When they were all dashed to pieces—every plate she’d ever eaten dinner on at nine thirty at night after she’d given up on Tim coming home, every plate she’d put in front of him for his birthday breakfast with a candle in a stack of French toast—she stopped. She was hot and dizzy and her heart was pounding, and Dean was still silent. Then he walked toward her, kicking broken dishes out of the way, clearing himself a path to where she was standing. He got right next to her, until she recognized the smell of his laundry detergent.
He reached behind her, over her shoulder, and she wondered if she was about to feel his hand on the back of her neck. Fortunately, before she could close her eyes or otherwise behave like a person transparently hoping to be kissed, she saw that he’d pulled down a bowl, which he finished off with a snap of his wrist—a snap that had once been worth many millions of dollars a year.
In a movie, they’d have wound up laughing, and maybe even tickling each other. There would have been joy in it. But they just stood by her sink and smashed eight dinner plates, eight cereal bowls, and eight salad plates. When he handed her that last plate, she held it straight out in front of her, almost reverently, and she uncurled her fingers and just let the weight of it not rest in her hand anymore. The plate broke into such little pieces on the floor that it stopped being. The sound crested and stopped, and then they were alone together, standing on a little tile island in a sea of broken yellow flowers. She lifted her left hand to push a scraggle of hair away from her pink face, and he cringed. “Ah, you’re hurt.”
It wasn’t a surprise that surrounding herself with shards of broken dishes had given her a cut between two of her fingers. It was more surprising to confirm, as she turned her hands over, front and back, that there wasn’t more blood. She ran her hand under cold water and washed it, and Dean got a clean paper towel and pressed it to the cut. “I’ve got it,” Evvie said, taking over, but he put his hand on top of hers.
“Make sure you press down,” he said. “It’ll stop.”

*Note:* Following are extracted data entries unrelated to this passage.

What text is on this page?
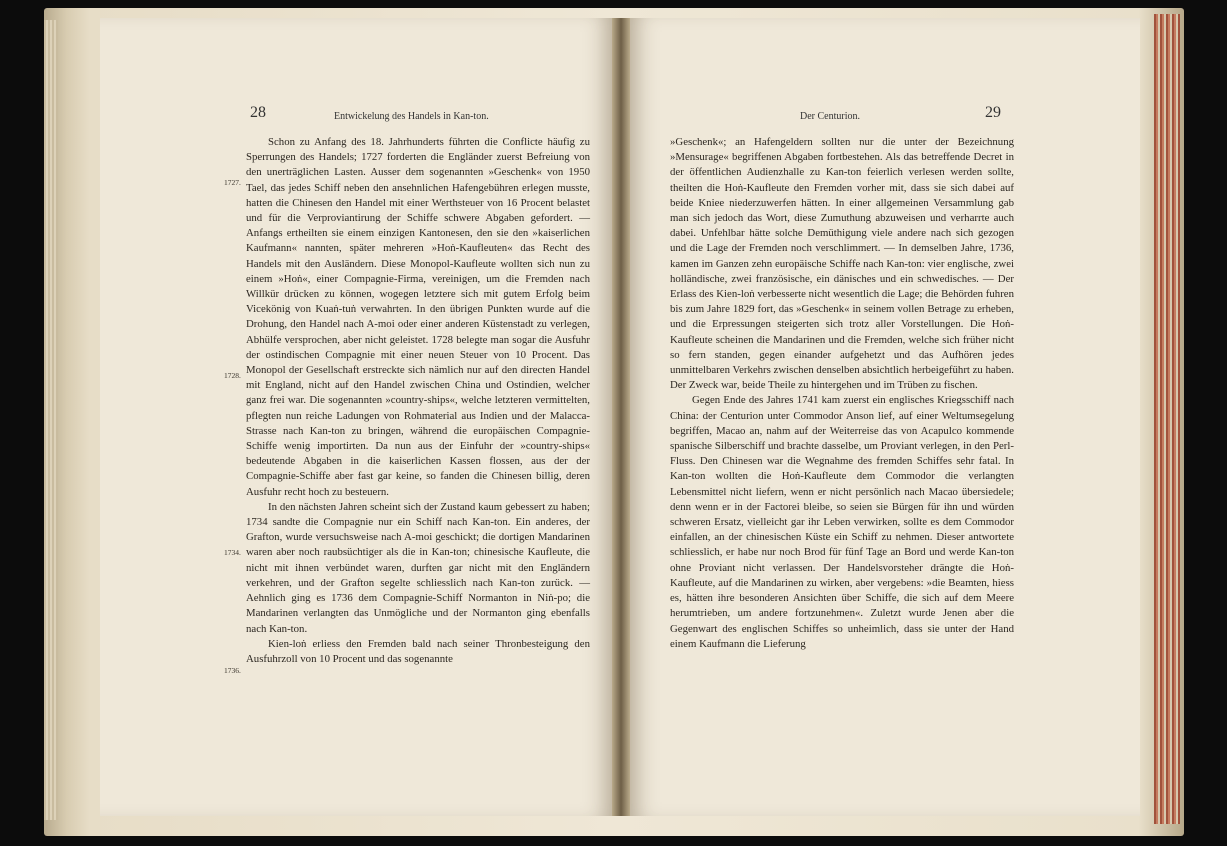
28	Entwickelung des Handels in Kan-ton.
1727.
1728.
1734.
1736.

Schon zu Anfang des 18. Jahrhunderts führten die Conflicte häufig zu Sperrungen des Handels; 1727 forderten die Engländer zuerst Befreiung von den unerträglichen Lasten. Ausser dem sogenannten »Geschenk« von 1950 Tael, das jedes Schiff neben den ansehnlichen Hafengebühren erlegen musste, hatten die Chinesen den Handel mit einer Werthsteuer von 16 Procent belastet und für die Verproviantirung der Schiffe schwere Abgaben gefordert. — Anfangs ertheilten sie einem einzigen Kantonesen, den sie den »kaiserlichen Kaufmann« nannten, später mehreren »Hoṅ-Kaufleuten« das Recht des Handels mit den Ausländern. Diese Monopol-Kaufleute wollten sich nun zu einem »Hoṅ«, einer Compagnie-Firma, vereinigen, um die Fremden nach Willkür drücken zu können, wogegen letztere sich mit gutem Erfolg beim Vicekönig von Kuaṅ-tuṅ verwahrten. In den übrigen Punkten wurde auf die Drohung, den Handel nach A-moi oder einer anderen Küstenstadt zu verlegen, Abhülfe versprochen, aber nicht geleistet. 1728 belegte man sogar die Ausfuhr der ostindischen Compagnie mit einer neuen Steuer von 10 Procent. Das Monopol der Gesellschaft erstreckte sich nämlich nur auf den directen Handel mit England, nicht auf den Handel zwischen China und Ostindien, welcher ganz frei war. Die sogenannten »country-ships«, welche letzteren vermittelten, pflegten nun reiche Ladungen von Rohmaterial aus Indien und der Malacca-Strasse nach Kan-ton zu bringen, während die europäischen Compagnie-Schiffe wenig importirten. Da nun aus der Einfuhr der »country-ships« bedeutende Abgaben in die kaiserlichen Kassen flossen, aus der der Compagnie-Schiffe aber fast gar keine, so fanden die Chinesen billig, deren Ausfuhr recht hoch zu besteuern.

In den nächsten Jahren scheint sich der Zustand kaum gebessert zu haben; 1734 sandte die Compagnie nur ein Schiff nach Kan-ton. Ein anderes, der Grafton, wurde versuchsweise nach A-moi geschickt; die dortigen Mandarinen waren aber noch raubsüchtiger als die in Kan-ton; chinesische Kaufleute, die nicht mit ihnen verbündet waren, durften gar nicht mit den Engländern verkehren, und der Grafton segelte schliesslich nach Kan-ton zurück. — Aehnlich ging es 1736 dem Compagnie-Schiff Normanton in Niṅ-po; die Mandarinen verlangten das Unmögliche und der Normanton ging ebenfalls nach Kan-ton.

Kien-loṅ erliess den Fremden bald nach seiner Thronbesteigung den Ausfuhrzoll von 10 Procent und das sogenannte

Der Centurion.	29

»Geschenk«; an Hafengeldern sollten nur die unter der Bezeichnung »Mensurage« begriffenen Abgaben fortbestehen. Als das betreffende Decret in der öffentlichen Audienzhalle zu Kan-ton feierlich verlesen werden sollte, theilten die Hoṅ-Kaufleute den Fremden vorher mit, dass sie sich dabei auf beide Kniee niederzuwerfen hätten. In einer allgemeinen Versammlung gab man sich jedoch das Wort, diese Zumuthung abzuweisen und verharrte auch dabei. Unfehlbar hätte solche Demüthigung viele andere nach sich gezogen und die Lage der Fremden noch verschlimmert. — In demselben Jahre, 1736, kamen im Ganzen zehn europäische Schiffe nach Kan-ton: vier englische, zwei holländische, zwei französische, ein dänisches und ein schwedisches. — Der Erlass des Kien-loṅ verbesserte nicht wesentlich die Lage; die Behörden fuhren bis zum Jahre 1829 fort, das »Geschenk« in seinem vollen Betrage zu erheben, und die Erpressungen steigerten sich trotz aller Vorstellungen. Die Hoṅ-Kaufleute scheinen die Mandarinen und die Fremden, welche sich früher nicht so fern standen, gegen einander aufgehetzt und das Aufhören jedes unmittelbaren Verkehrs zwischen denselben absichtlich herbeigeführt zu haben. Der Zweck war, beide Theile zu hintergehen und im Trüben zu fischen.

Gegen Ende des Jahres 1741 kam zuerst ein englisches Kriegsschiff nach China: der Centurion unter Commodor Anson lief, auf einer Weltumsegelung begriffen, Macao an, nahm auf der Weiterreise das von Acapulco kommende spanische Silberschiff und brachte dasselbe, um Proviant verlegen, in den Perl-Fluss. Den Chinesen war die Wegnahme des fremden Schiffes sehr fatal. In Kan-ton wollten die Hoṅ-Kaufleute dem Commodor die verlangten Lebensmittel nicht liefern, wenn er nicht persönlich nach Macao übersiedele; denn wenn er in der Factorei bleibe, so seien sie Bürgen für ihn und würden schweren Ersatz, vielleicht gar ihr Leben verwirken, sollte es dem Commodor einfallen, an der chinesischen Küste ein Schiff zu nehmen. Dieser antwortete schliesslich, er habe nur noch Brod für fünf Tage an Bord und werde Kan-ton ohne Proviant nicht verlassen. Der Handelsvorsteher drängte die Hoṅ-Kaufleute, auf die Mandarinen zu wirken, aber vergebens: »die Beamten, hiess es, hätten ihre besonderen Ansichten über Schiffe, die sich auf dem Meere herumtrieben, um andere fortzunehmen«. Zuletzt wurde Jenen aber die Gegenwart des englischen Schiffes so unheimlich, dass sie unter der Hand einem Kaufmann die Lieferung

He was so tall that she should have anticipated the sheer size of his hand, but how stumpy her fingers looked under his made her chuckle. “You have paws like a Great Dane puppy,” she murmured.
“Yeah. You know, they still do some things well,” he said.
She looked up at him. There was a little scar over his eyebrow. Almost definitely, she figured, it was the result of having been hit with a ball. A cut must have opened up. Maybe he had been little, like she’d been when she fell on a piece of glass and got four stitches in her knee. Maybe not. For as long as it took to blink, she could see herself in her mind, fastening a bandage over his eye.
He peeked under the paper at the cut. “I think you’re going to live.”
Evvie kept looking at his hands, and she slid her eyes up his arm to his shoulder. In there somewhere. In there somewhere, was the answer. “You should teach me how to pitch,” she said.
He laughed. “What?”
“You should teach me how to pitch,” she repeated.
“What for?”
“So I’ll know how it feels to pitch.”
“What for?” he repeated.
She shrugged. “So I’ll know how it feels not to pitch.”